C'est à rêver debout... Connaissez-vous l'histoire
Du bel au bois dormant ? Venez tout près de moi
Je vais vous raconter, quand la nuit sera noire,
Ce conte merveilleux qu'il faut garder pour soi.
D'abord, il faut savoir que j'étais un oiseau,
Oiseau-lyre éclatant, j'étais une hirondelle,
Tout dépend de l'endroit : Les contes tropicaux
Ont la folie qui rend les histoires si belles.

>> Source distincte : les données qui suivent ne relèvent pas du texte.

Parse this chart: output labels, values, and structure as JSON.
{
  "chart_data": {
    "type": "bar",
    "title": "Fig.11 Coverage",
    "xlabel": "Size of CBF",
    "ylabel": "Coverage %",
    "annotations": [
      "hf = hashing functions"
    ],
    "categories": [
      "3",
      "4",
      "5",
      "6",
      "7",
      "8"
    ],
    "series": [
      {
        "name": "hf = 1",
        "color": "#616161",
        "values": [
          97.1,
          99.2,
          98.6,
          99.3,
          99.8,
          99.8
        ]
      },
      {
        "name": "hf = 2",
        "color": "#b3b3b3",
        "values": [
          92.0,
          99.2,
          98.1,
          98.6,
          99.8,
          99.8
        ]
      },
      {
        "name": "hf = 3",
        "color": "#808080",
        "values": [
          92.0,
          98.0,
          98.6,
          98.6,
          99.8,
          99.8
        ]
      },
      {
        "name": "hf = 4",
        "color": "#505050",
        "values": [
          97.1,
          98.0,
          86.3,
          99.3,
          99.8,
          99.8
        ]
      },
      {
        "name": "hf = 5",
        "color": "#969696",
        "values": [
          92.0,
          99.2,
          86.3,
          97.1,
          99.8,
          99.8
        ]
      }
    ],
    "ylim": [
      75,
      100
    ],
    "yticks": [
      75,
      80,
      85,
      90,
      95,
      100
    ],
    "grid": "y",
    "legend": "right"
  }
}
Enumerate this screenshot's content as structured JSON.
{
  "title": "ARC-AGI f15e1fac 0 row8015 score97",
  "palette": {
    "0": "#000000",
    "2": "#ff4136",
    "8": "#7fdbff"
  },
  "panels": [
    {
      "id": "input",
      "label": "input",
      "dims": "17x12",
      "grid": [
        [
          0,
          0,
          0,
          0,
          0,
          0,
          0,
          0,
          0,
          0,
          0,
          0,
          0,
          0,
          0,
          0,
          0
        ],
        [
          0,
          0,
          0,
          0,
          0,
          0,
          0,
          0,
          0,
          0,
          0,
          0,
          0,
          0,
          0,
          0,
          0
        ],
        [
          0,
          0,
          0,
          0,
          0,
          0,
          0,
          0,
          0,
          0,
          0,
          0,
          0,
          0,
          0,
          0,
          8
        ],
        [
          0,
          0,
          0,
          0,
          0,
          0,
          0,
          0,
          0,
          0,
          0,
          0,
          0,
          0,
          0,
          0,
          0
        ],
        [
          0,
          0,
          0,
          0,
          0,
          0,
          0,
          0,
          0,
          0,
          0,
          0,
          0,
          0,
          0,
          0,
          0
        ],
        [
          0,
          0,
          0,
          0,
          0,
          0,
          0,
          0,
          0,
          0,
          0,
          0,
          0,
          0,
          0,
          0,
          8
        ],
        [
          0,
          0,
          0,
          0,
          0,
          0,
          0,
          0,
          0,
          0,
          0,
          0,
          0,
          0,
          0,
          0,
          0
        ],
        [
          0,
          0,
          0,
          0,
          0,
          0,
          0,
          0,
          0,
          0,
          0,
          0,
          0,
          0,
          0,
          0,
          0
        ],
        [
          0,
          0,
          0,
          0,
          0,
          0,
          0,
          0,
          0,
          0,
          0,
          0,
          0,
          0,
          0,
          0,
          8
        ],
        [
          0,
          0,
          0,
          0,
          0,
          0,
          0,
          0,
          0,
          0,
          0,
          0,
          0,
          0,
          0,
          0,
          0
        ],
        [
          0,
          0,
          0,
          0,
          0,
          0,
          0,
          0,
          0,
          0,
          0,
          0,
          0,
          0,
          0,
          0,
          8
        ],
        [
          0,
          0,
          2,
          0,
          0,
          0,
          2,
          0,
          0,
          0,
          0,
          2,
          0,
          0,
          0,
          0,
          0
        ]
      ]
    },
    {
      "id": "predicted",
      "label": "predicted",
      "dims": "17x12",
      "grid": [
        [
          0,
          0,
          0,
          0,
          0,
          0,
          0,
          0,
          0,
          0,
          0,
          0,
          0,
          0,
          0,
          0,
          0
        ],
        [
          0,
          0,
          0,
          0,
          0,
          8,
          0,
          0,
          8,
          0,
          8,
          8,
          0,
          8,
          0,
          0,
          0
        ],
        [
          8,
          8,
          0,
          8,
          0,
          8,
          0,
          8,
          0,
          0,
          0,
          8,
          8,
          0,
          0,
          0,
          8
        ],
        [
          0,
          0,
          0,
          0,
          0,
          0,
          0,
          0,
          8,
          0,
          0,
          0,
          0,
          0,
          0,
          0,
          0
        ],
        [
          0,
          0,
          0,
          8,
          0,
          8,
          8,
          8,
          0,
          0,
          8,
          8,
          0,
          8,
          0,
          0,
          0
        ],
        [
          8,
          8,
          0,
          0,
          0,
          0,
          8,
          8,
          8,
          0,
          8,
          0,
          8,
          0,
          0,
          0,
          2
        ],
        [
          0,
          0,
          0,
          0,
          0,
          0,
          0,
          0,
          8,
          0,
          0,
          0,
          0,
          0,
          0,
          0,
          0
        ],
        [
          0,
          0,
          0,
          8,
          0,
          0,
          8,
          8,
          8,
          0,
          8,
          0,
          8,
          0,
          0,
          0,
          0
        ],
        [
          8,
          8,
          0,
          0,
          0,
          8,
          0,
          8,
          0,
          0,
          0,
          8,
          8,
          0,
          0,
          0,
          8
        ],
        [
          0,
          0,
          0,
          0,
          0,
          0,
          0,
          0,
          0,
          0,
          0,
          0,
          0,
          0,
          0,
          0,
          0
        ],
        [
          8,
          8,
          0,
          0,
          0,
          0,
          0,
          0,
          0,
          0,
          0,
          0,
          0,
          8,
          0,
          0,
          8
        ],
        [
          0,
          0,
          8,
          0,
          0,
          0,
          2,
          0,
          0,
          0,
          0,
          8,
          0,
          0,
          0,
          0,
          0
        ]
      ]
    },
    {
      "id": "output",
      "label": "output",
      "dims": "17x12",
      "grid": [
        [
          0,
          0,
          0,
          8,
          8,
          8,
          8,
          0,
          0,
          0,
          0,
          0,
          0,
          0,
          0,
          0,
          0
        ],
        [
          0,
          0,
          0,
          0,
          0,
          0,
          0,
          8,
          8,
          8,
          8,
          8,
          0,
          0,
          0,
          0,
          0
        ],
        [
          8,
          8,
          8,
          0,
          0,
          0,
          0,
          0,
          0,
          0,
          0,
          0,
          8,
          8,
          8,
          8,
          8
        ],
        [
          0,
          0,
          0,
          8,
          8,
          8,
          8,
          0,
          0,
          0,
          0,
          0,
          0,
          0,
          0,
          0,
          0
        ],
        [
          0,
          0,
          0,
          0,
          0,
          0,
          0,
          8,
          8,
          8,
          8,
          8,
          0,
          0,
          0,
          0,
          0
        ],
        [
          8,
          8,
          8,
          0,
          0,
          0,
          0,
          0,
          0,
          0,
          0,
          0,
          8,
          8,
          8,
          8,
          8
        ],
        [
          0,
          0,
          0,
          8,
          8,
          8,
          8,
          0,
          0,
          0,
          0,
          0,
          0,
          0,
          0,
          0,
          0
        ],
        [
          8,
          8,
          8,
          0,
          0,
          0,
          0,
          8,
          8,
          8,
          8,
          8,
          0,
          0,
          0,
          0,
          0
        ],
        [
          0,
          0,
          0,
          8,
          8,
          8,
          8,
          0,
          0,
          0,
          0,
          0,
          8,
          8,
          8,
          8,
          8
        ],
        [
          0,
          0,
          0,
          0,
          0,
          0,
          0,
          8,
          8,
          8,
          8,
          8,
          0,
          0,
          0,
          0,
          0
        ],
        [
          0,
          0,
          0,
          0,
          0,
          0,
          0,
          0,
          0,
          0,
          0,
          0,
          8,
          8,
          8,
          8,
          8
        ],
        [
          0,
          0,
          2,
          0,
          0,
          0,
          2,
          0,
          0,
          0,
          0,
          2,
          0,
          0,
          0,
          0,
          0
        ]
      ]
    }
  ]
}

La terre était verte le jour, et le soir, bleue,
C'était, il faut le dire, une beauté intense
Que les grandes forêts pleines de chants joyeux
Où dormait un seul homme, un miracle, je pense...
Il était le premier, l'unique, solitaire,
Le bel au bois dormant, oui, s'appelait Adam,
Il sommeillait toujours, dans la grande lumière,
Depuis plus de mille ans, n'est-ce pas amusant ?
Son corps abandonné au bord d'une rivière
Etait celui d'un dieu, je vous en fais serment,
Je les connais un peu, leur gloire est éphémère
Et leur beauté parfois s'abîme avec le temps...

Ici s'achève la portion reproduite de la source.